Cinéma, consommation

Nous les princesses

Il y a eu, en 2011, une très belle campagne de publicité pour le parfum Angel de Thierry Mugler, où Eva Mendez entonne The windmills of your mind. Je pense sincèrement que les concepteurs de ce spot publicitaire savent pertinemment que la chanson de Michel Legrand, même traduite, interpelle toutes les petites filles qui ont regardé Peau d’âne étant petites, et qui, devenues adolescentes, ont pleuré avec Catherine Deneuve sur le quai de la gare de Cherbourg.

Je suis de celles qui ne jurent que par les films chantés où tout est chorégraphié, assorti, composé et calculé dans les moindres détails. Je suis de celles qui croient que la rencontre entre Jacques Demy et de Michel Legrand est la plus belle rencontre du siècle. Je suis de celles qui chantent la chanson du cake d’amour lorsqu’elles font un gâteau, et qui attendent leur prince une fois le gâteau terminé.

Le jour où j’ai rencontré l’homme de ma vie, j’avais fait connaissance, le matin même,  avec Delphine, Solange, Maxence, Yvonne, Andrew Miller et Monsieur Dame, les personnages des Demoiselles de Rochefort. Après coup, j’ai eu l’impression que le film faisait écho à l’épilogue heureux de mon existence, puisque comme tous les personnages du film, j’avais trouvé l’amour.

Mais il faut savoir que le cinéma de Jacques Demy n’est pas qu’un assortiment de bonbons dont la saveur passe aussitôt le sucre évanoui. Chez Demy, tout est plus juste et nuancé qu’il n’y paraît. Les demoiselles de Rochefort, c’est aussi l’histoire d’artistes qui attrapent ou ratent certains rendez-vous de la vie, à commencer par Yvonne, qui a perdu l’amour deux fois et passé sa vie à faire des frites pour faire de ses filles des érudites : Solange, qui vit de leçons de solfège, et Delphine, qui enseigne la danse. Il y a aussi Andrew Miller, le musicien qui a réussi, sans trouver l’amour; et son pendant, Monsieur Dame, musicien converti en vendeur de pianos, qui a connu l’amour et l’a perdu. Finalement, il y a Maxence, qui a peint la femme idéale et qui la cherche encore. Or le récit se conclut sur la rencontre entre Andrew Miller et Solange, les retrouvailles entre Yvonne et Monsieur Dame, mais reste flou sur ce qu’il advient de Maxence et Delphine. On voit seulement Maxence monter dans le camion où Delphine est entrée quelques instants avant. Demy réserve à Maxence et Delphine le destin le plus magnifique, la recherche de l’idéal, et la découverte, sinon de l’autre, de leur véritable destin. Pourquoi, alors, les condamner simplement à un amour éternel, ou le leur refuser ? Le film s’achève donc sur cette rencontre suggérée, mais non réalisée.

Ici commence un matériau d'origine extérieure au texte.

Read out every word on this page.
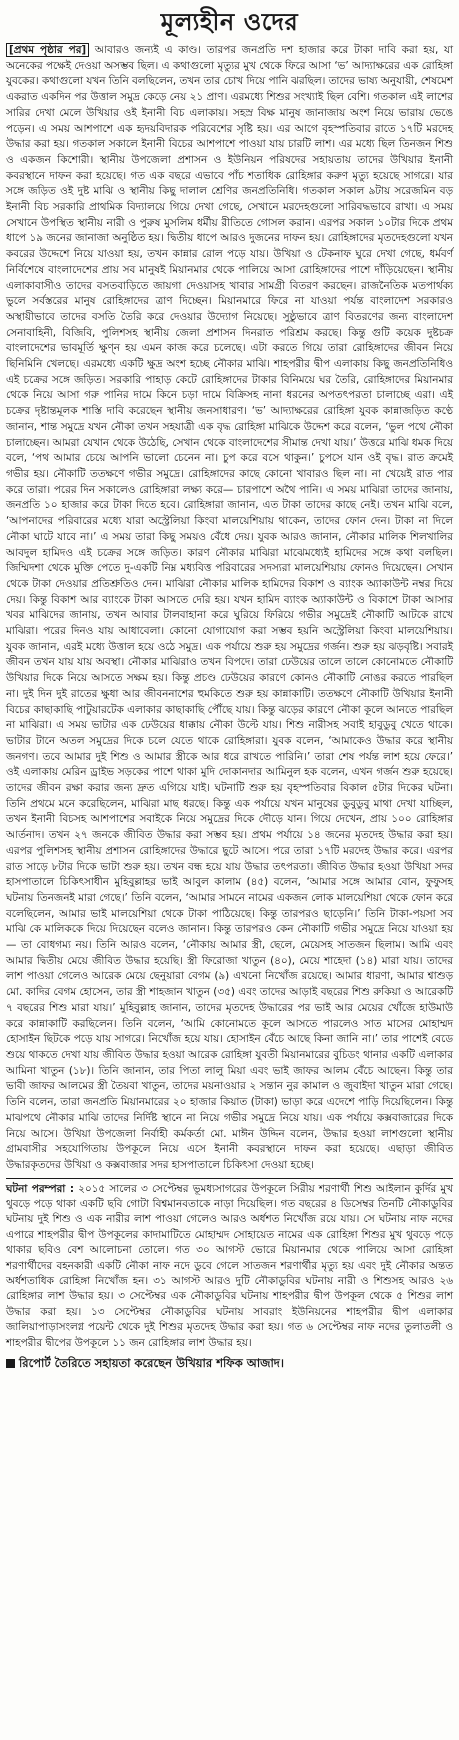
মূল্যহীন ওদের
[প্রথম পৃষ্ঠার পর] আবারও জন্যই এ কাণ্ড। তারপর জনপ্রতি দশ হাজার করে টাকা দাবি করা হয়, যা অনেকের পক্ষেই দেওয়া অসম্ভব ছিল। এ কথাগুলো মৃত্যুর মুখ থেকে ফিরে আসা ‘ভ’ আদ্যাক্ষরের এক রোহিঙ্গা যুবকের। কথাগুলো যখন তিনি বলছিলেন, তখন তার চোখ দিয়ে পানি ঝরছিল। তাদের ভাষ্য অনুযায়ী, শেষমেশ একরাত একদিন পর উত্তাল সমুদ্র কেড়ে নেয় ২১ প্রাণ। এরমধ্যে শিশুর সংখ্যাই ছিল বেশি। গতকাল এই লাশের সারির দেখা মেলে উখিয়ার ওই ইনানী বিচ এলাকায়। সহস্র বিক্ষ মানুষ জানাজায় অংশ নিয়ে ভারায় ভেঙে পড়েন। এ সময় আশপাশে এক হৃদয়বিদারক পরিবেশের সৃষ্টি হয়। এর আগে বৃহস্পতিবার রাতে ১৭টি মরদেহ উদ্ধার করা হয়। গতকাল সকালে ইনানী বিচের আশপাশে পাওয়া যায় চারটি লাশ। এর মধ্যে ছিল তিনজন শিশু ও একজন কিশোরী। স্থানীয় উপজেলা প্রশাসন ও ইউনিয়ন পরিষদের সহায়তায় তাদের উখিয়ার ইনানী কবরস্থানে দাফন করা হয়েছে। গত এক বছরে এভাবে পাঁচ শতাধিক রোহিঙ্গার করুণ মৃত্যু হয়েছে সাগরে। যার সঙ্গে জড়িত ওই দুষ্ট মাঝি ও স্থানীয় কিছু দালাল শ্রেণির জনপ্রতিনিধি। গতকাল সকাল ৯টায় সরেজমিন বড় ইনানী বিচ সরকারি প্রাথমিক বিদ্যালয়ে গিয়ে দেখা গেছে, সেখানে মরদেহগুলো সারিবদ্ধভাবে রাখা। এ সময় সেখানে উপস্থিত স্থানীয় নারী ও পুরুষ মুসলিম ধর্মীয় রীতিতে গোসল করান। এরপর সকাল ১০টার দিকে প্রথম ধাপে ১৯ জনের জানাজা অনুষ্ঠিত হয়। দ্বিতীয় ধাপে আরও দুজনের দাফন হয়। রোহিঙ্গাদের মৃতদেহগুলো যখন কবরের উদ্দেশে নিয়ে যাওয়া হয়, তখন কান্নার রোল পড়ে যায়। উখিয়া ও টেকনাফ ঘুরে দেখা গেছে, ধর্মবর্ণ নির্বিশেষে বাংলাদেশের প্রায় সব মানুষই মিয়ানমার থেকে পালিয়ে আসা রোহিঙ্গাদের পাশে দাঁড়িয়েছেন। স্থানীয় এলাকাবাসীও তাদের বসতবাড়িতে জায়গা দেওয়াসহ খাবার সামগ্রী বিতরণ করছেন। রাজনৈতিক মতপার্থক্য ভুলে সর্বস্তরের মানুষ রোহিঙ্গাদের ত্রাণ দিচ্ছেন। মিয়ানমারে ফিরে না যাওয়া পর্যন্ত বাংলাদেশ সরকারও অস্থায়ীভাবে তাদের বসতি তৈরি করে দেওয়ার উদ্যোগ নিয়েছে। সুষ্ঠুভাবে ত্রাণ বিতরণের জন্য বাংলাদেশ সেনাবাহিনী, বিজিবি, পুলিশসহ স্থানীয় জেলা প্রশাসন দিনরাত পরিশ্রম করছে। কিন্তু গুটি কয়েক দুষ্টচক্র বাংলাদেশের ভাবমূর্তি ক্ষুণ্ন হয় এমন কাজ করে চলেছে। এটা করতে গিয়ে তারা রোহিঙ্গাদের জীবন নিয়ে ছিনিমিনি খেলছে। এরমধ্যে একটি ক্ষুদ্র অংশ হচ্ছে নৌকার মাঝি। শাহপরীর দ্বীপ এলাকায় কিছু জনপ্রতিনিধিও এই চক্রের সঙ্গে জড়িত। সরকারি পাহাড় কেটে রোহিঙ্গাদের টাকার বিনিময়ে ঘর তৈরি, রোহিঙ্গাদের মিয়ানমার থেকে নিয়ে আসা গরু পানির দামে কিনে চড়া দামে বিক্রিসহ নানা ধরনের অপতৎপরতা চালাচ্ছে এরা। এই চক্রের দৃষ্টান্তমূলক শাস্তি দাবি করেছেন স্থানীয় জনসাধারণ। ‘ভ’ আদ্যাক্ষরের রোহিঙ্গা যুবক কান্নাজড়িত কণ্ঠে জানান, শান্ত সমুদ্রে যখন নৌকা তখন সহযাত্রী এক বৃদ্ধ রোহিঙ্গা মাঝিকে উদ্দেশ করে বলেন, ‘ভুল পথে নৌকা চালাচ্ছেন। আমরা যেখান থেকে উঠেছি, সেখান থেকে বাংলাদেশের সীমান্ত দেখা যায়।’ উত্তরে মাঝি ধমক দিয়ে বলে, ‘পথ আমার চেয়ে আপনি ভালো চেনেন না। চুপ করে বসে থাকুন।’ চুপসে যান ওই বৃদ্ধ। রাত ক্রমেই গভীর হয়। নৌকাটি ততক্ষণে গভীর সমুদ্রে। রোহিঙ্গাদের কাছে কোনো খাবারও ছিল না। না খেয়েই রাত পার করে তারা। পরের দিন সকালেও রোহিঙ্গারা লক্ষ্য করে— চারপাশে অথৈ পানি। এ সময় মাঝিরা তাদের জানায়, জনপ্রতি ১০ হাজার করে টাকা দিতে হবে। রোহিঙ্গারা জানান, এত টাকা তাদের কাছে নেই। তখন মাঝি বলে, ‘আপনাদের পরিবারের মধ্যে যারা অস্ট্রেলিয়া কিংবা মালয়েশিয়ায় থাকেন, তাদের ফোন দেন। টাকা না দিলে নৌকা ঘাটে যাবে না।’ এ সময় তারা কিছু সময়ও বেঁধে দেয়। যুবক আরও জানান, নৌকার মালিক শিলখালির আবদুল হামিদও এই চক্রের সঙ্গে জড়িত। কারণ নৌকার মাঝিরা মাঝেমধ্যেই হামিদের সঙ্গে কথা বলছিল। জিম্মিদশা থেকে মুক্তি পেতে দু-একটি নিম্ন মধ্যবিত্ত পরিবারের সদস্যরা মালয়েশিয়ায় ফোনও দিয়েছেন। সেখান থেকে টাকা দেওয়ার প্রতিশ্রুতিও দেন। মাঝিরা নৌকার মালিক হামিদের বিকাশ ও ব্যাংক অ্যাকাউন্ট নম্বর দিয়ে দেয়। কিন্তু বিকাশ আর ব্যাংকে টাকা আসতে দেরি হয়। যখন হামিদ ব্যাংক অ্যাকাউন্ট ও বিকাশে টাকা আসার খবর মাঝিদের জানায়, তখন আবার টালবাহানা করে ঘুরিয়ে ফিরিয়ে গভীর সমুদ্রেই নৌকাটি আটকে রাখে মাঝিরা। পরের দিনও যায় আধাবেলা। কোনো যোগাযোগ করা সম্ভব হয়নি অস্ট্রেলিয়া কিংবা মালয়েশিয়ায়। যুবক জানান, এরই মধ্যে উত্তাল হয়ে ওঠে সমুদ্র। এক পর্যায়ে শুরু হয় সমুদ্রের গর্জন। শুরু হয় ঝড়বৃষ্টি। সবারই জীবন তখন যায় যায় অবস্থা। নৌকার মাঝিরাও তখন বিপদে। তারা ঢেউয়ের তালে তালে কোনোমতে নৌকাটি উখিয়ার দিকে নিয়ে আসতে সক্ষম হয়। কিন্তু প্রচণ্ড ঢেউয়ের কারণে কোনও নৌকাটি নোঙর করতে পারছিল না। দুই দিন দুই রাতের ক্ষুধা আর জীবননাশের হুমকিতে শুরু হয় কান্নাকাটি। ততক্ষণে নৌকাটি উখিয়ার ইনানী বিচের কাছাকাছি পাটুয়ারটেক এলাকার কাছাকাছি পৌঁছে যায়। কিন্তু ঝড়ের কারণে নৌকা কূলে আনতে পারছিল না মাঝিরা। এ সময় ভাটার এক ঢেউয়ের ধাক্কায় নৌকা উল্টে যায়। শিশু নারীসহ সবাই হাবুডুবু খেতে থাকে। ভাটার টানে অতল সমুদ্রের দিকে চলে যেতে থাকে রোহিঙ্গারা। যুবক বলেন, ‘আমাকেও উদ্ধার করে স্থানীয় জনগণ। তবে আমার দুই শিশু ও আমার স্ত্রীকে আর ধরে রাখতে পারিনি।’ তারা শেষ পর্যন্ত লাশ হয়ে ফেরে।’ ওই এলাকায় মেরিন ড্রাইভ সড়কের পাশে থাকা মুদি দোকানদার আমিনুল হক বলেন, এখন গর্জন শুরু হয়েছে। তাদের জীবন রক্ষা করার জন্য দ্রুত এগিয়ে যাই। ঘটনাটি শুরু হয় বৃহস্পতিবার বিকাল ৫টার দিকের ঘটনা। তিনি প্রথমে মনে করেছিলেন, মাঝিরা মাছ ধরছে। কিন্তু এক পর্যায়ে যখন মানুষের ডুবুডুবু মাথা দেখা যাচ্ছিল, তখন ইনানী বিচসহ আশপাশের সবাইকে নিয়ে সমুদ্রের দিকে দৌড়ে যান। গিয়ে দেখেন, প্রায় ১০০ রোহিঙ্গার আর্তনাদ। তখন ২৭ জনকে জীবিত উদ্ধার করা সম্ভব হয়। প্রথম পর্যায়ে ১৪ জনের মৃতদেহ উদ্ধার করা হয়। এরপর পুলিশসহ স্থানীয় প্রশাসন রোহিঙ্গাদের উদ্ধারে ছুটে আসে। পরে তারা ১৭টি মরদেহ উদ্ধার করে। এরপর রাত সাড়ে ৮টার দিকে ভাটা শুরু হয়। তখন বন্ধ হয়ে যায় উদ্ধার তৎপরতা। জীবিত উদ্ধার হওয়া উখিয়া সদর হাসপাতালে চিকিৎসাধীন মুহিবুল্লাহর ভাই আবুল কালাম (৪৫) বলেন, ‘আমার সঙ্গে আমার বোন, ফুফুসহ ঘটনায় তিনজনই মারা গেছে।’ তিনি বলেন, ‘আমার সামনে নামের একজন লোক মালয়েশিয়া থেকে ফোন করে বলেছিলেন, আমার ভাই মালয়েশিয়া থেকে টাকা পাঠিয়েছে। কিন্তু তারপরও ছাড়েনি।’ তিনি টাকা-পয়সা সব মাঝি কে মালিককে দিয়ে দিয়েছেন বলেও জানান। কিন্তু তারপরও কেন নৌকাটি গভীর সমুদ্রে নিয়ে যাওয়া হয়— তা বোধগম্য নয়। তিনি আরও বলেন, ‘নৌকায় আমার স্ত্রী, ছেলে, মেয়েসহ সাতজন ছিলাম। আমি এবং আমার দ্বিতীয় মেয়ে জীবিত উদ্ধার হয়েছি। স্ত্রী ফিরোজা খাতুন (৪০), মেয়ে শাহেদা (১৪) মারা যায়। তাদের লাশ পাওয়া গেলেও আরেক মেয়ে ছেনুয়ারা বেগম (৯) এখনো নিখোঁজ রয়েছে। আমার ধারণা, আমার শ্বাশুড় মো. কাদির বেগম হোসেন, তার স্ত্রী শাহজান খাতুন (৩৫) এবং তাদের আড়াই বছরের শিশু রুকিয়া ও আরেকটি ৭ বছরের শিশু মারা যায়।’ মুহিবুল্লাহ জানান, তাদের মৃতদেহ উদ্ধারের পর ভাই আর মেয়ের খোঁজে হাউমাউ করে কান্নাকাটি করছিলেন। তিনি বলেন, ‘আমি কোনোমতে কূলে আসতে পারলেও সাত মাসের মোহাম্মদ হোসাইন ছিটকে পড়ে যায় সাগরে। নিখোঁজ হয়ে যায়। হোসাইন বেঁচে আছে কিনা জানি না।’ তার পাশেই বেডে শুয়ে থাকতে দেখা যায় জীবিত উদ্ধার হওয়া আরেক রোহিঙ্গা যুবতী মিয়ানমারের বুচিডং থানার একটি এলাকার আমিনা খাতুন (১৮)। তিনি জানান, তার পিতা লালু মিয়া এবং ভাই জাফর আলম বেঁচে আছেন। কিন্তু তার ভাবী জাফর আলমের স্ত্রী তৈয়বা খাতুন, তাদের ময়নাওয়ার ২ সন্তান নুর কামাল ও জুবাইদা খাতুন মারা গেছে। তিনি বলেন, তারা জনপ্রতি মিয়ানমারের ২০ হাজার কিয়াত (টাকা) ভাড়া করে এদেশে পাড়ি দিয়েছিলেন। কিন্তু মাঝপথে নৌকার মাঝি তাদের নির্দিষ্ট স্থানে না নিয়ে গভীর সমুদ্রে নিয়ে যায়। এক পর্যায়ে কক্সবাজারের দিকে নিয়ে আসে। উখিয়া উপজেলা নির্বাহী কর্মকর্তা মো. মাঈন উদ্দিন বলেন, উদ্ধার হওয়া লাশগুলো স্থানীয় গ্রামবাসীর সহযোগিতায় উপকূলে নিয়ে এসে ইনানী কবরস্থানে দাফন করা হয়েছে। এছাড়া জীবিত উদ্ধারকৃতদের উখিয়া ও কক্সবাজার সদর হাসপাতালে চিকিৎসা দেওয়া হচ্ছে।
ঘটনা পরম্পরা : ২০১৫ সালের ৩ সেপ্টেম্বর ভূমধ্যসাগরের উপকূলে সিরীয় শরণার্থী শিশু আইলান কুর্দির মুখ থুবড়ে পড়ে থাকা একটি ছবি গোটা বিশ্বমানবতাকে নাড়া দিয়েছিল। গত বছরের ৪ ডিসেম্বর তিনটি নৌকাডুবির ঘটনায় দুই শিশু ও এক নারীর লাশ পাওয়া গেলেও আরও অর্ধশত নিখোঁজ রয়ে যায়। সে ঘটনায় নাফ নদের এপারে শাহপরীর দ্বীপ উপকূলের কাদামাটিতে মোহাম্মদ সোহায়েত নামের এক রোহিঙ্গা শিশুর মুখ থুবড়ে পড়ে থাকার ছবিও বেশ আলোচনা তোলে। গত ৩০ আগস্ট ভোরে মিয়ানমার থেকে পালিয়ে আসা রোহিঙ্গা শরণার্থীদের বহনকারী একটি নৌকা নাফ নদে ডুবে গেলে সাতজন শরণার্থীর মৃত্যু হয় এবং দুই নৌকার অন্তত অর্ধশতাধিক রোহিঙ্গা নিখোঁজ হন। ৩১ আগস্ট আরও দুটি নৌকাডুবির ঘটনায় নারী ও শিশুসহ আরও ২৬ রোহিঙ্গার লাশ উদ্ধার হয়। ৩ সেপ্টেম্বর এক নৌকাডুবির ঘটনায় শাহপরীর দ্বীপ উপকূল থেকে ৫ শিশুর লাশ উদ্ধার করা হয়। ১৩ সেপ্টেম্বর নৌকাডুবির ঘটনায় সাবরাং ইউনিয়নের শাহপরীর দ্বীপ এলাকার জালিয়াপাড়াসংলগ্ন পয়েন্ট থেকে দুই শিশুর মৃতদেহ উদ্ধার করা হয়। গত ৬ সেপ্টেম্বর নাফ নদের তুলাতলী ও শাহপরীর দ্বীপের উপকূলে ১১ জন রোহিঙ্গার লাশ উদ্ধার হয়।
রিপোর্ট তৈরিতে সহায়তা করেছেন উখিয়ার শফিক আজাদ।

Les films de Jacques Demy sont des histoires qui se racontent bien aux petites filles, mais qui ne déçoivent pas les grandes. Malheureusement, la musique de Michel Legrand sert aussi à vendre du parfum….et nous, les princesses habituées de croire que cette musique les guidera dans un monde beau, vrai, et élaboré avec intelligence, tombons joyeusement dans le panneau.